We raised our children together. She’s, of course, given my travels, had much more of the responsibility of that than I did. I could not even begin being the kind of person I am without her and without what she has done and what she has sacrificed and what she has contributed. It sounds trite and like platitudes, but fundamentally, I would be very different and would have accomplished far less without the difference Crissan has made in me and in my life.
The reason why we’re settling in Oregon after IRRI is we went from Seattle to Corvallis in 1975 to do my master’s work, and we’ve been going back with our kids to Oregon virtually every year since. It’s the only home we have in the U.S. We did live 5 years in Manhattan, Kansas; those were the longest years in my wife’s life.
Being at the helm of IRRI—no other job like it
The IRRI experience is number 1 in my career—without a doubt. The job as IRRI Director General is unlike any other job you can ever possibly want. Science, its value in human terms, the impact you can have positively on the environment—you can transform the way the whole planet will function decades from now, a century from now. What happens at IRRI is relevant.
My God, you can’t ask for anything better or more humbling. If you work for IRRI, and you work hard, do your best, you will never have to worry about whether you’ve wasted your life. Every morning, when you look in the mirror, you won’t regret what is looking back at you. That’s worth a hell of a lot.
Rocking chair in retirement?
I have a rocking chair and will put a little blanket over my knees and just rock in front of the fire. But seriously, I’ll stay active. I like to think that some of my experience will be of use. I will spend some time supporting the objectives of the Asia Rice Foundation USA as its executive director. ARFUSA is a group of former mostly U.S.-based IRRI staff members who have all worked and lived in countries where rice is vital for food and earning a livelihood. I think it will be nice to help support IRRI and that will be one way to do it.

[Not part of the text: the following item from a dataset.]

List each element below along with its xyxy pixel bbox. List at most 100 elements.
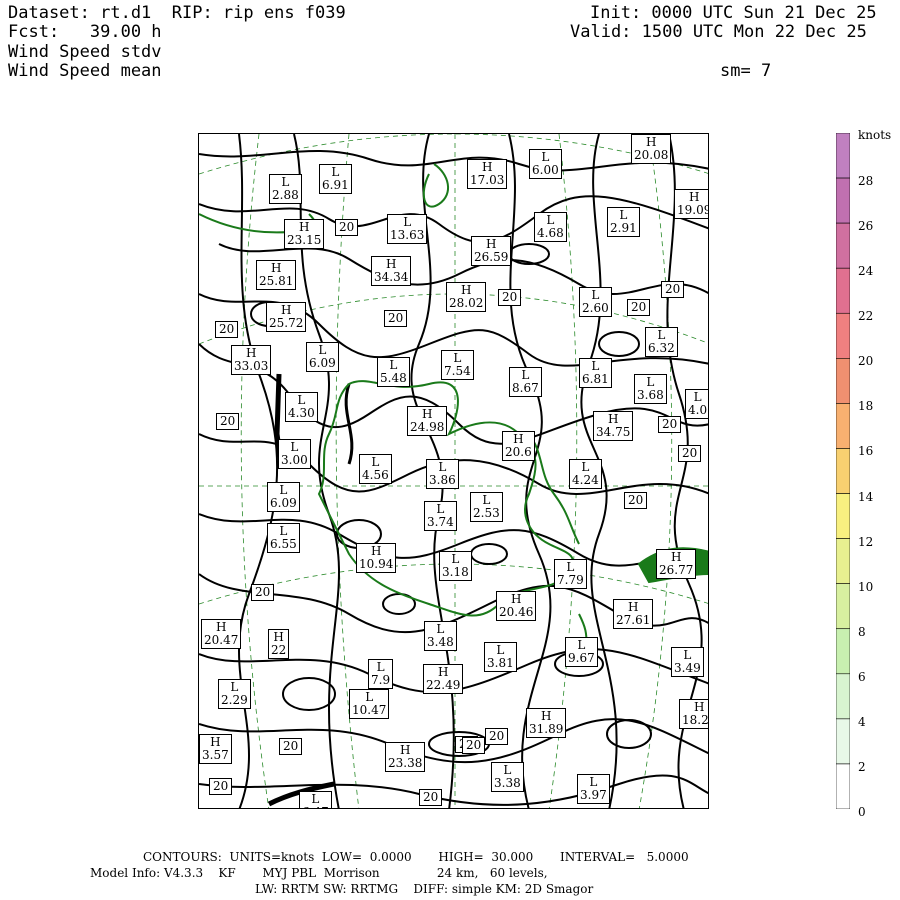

I will stay away from IRRI. Matthew and IRRI management don’t need me nosing around and looking over people’s shoulders.
I would like to have the opportunity to bring some of my experience to smaller companies in the private sector if they’re interested in developing countries; perhaps bring some insights there. I would like to be professionally engaged about half the time. I’ve got a grandchild and will have several more, I’m sure, in the coming years. Then I’ll spend some time with them and be the doting archetype grandparent who spoils the grandchildren and generally makes life more difficult.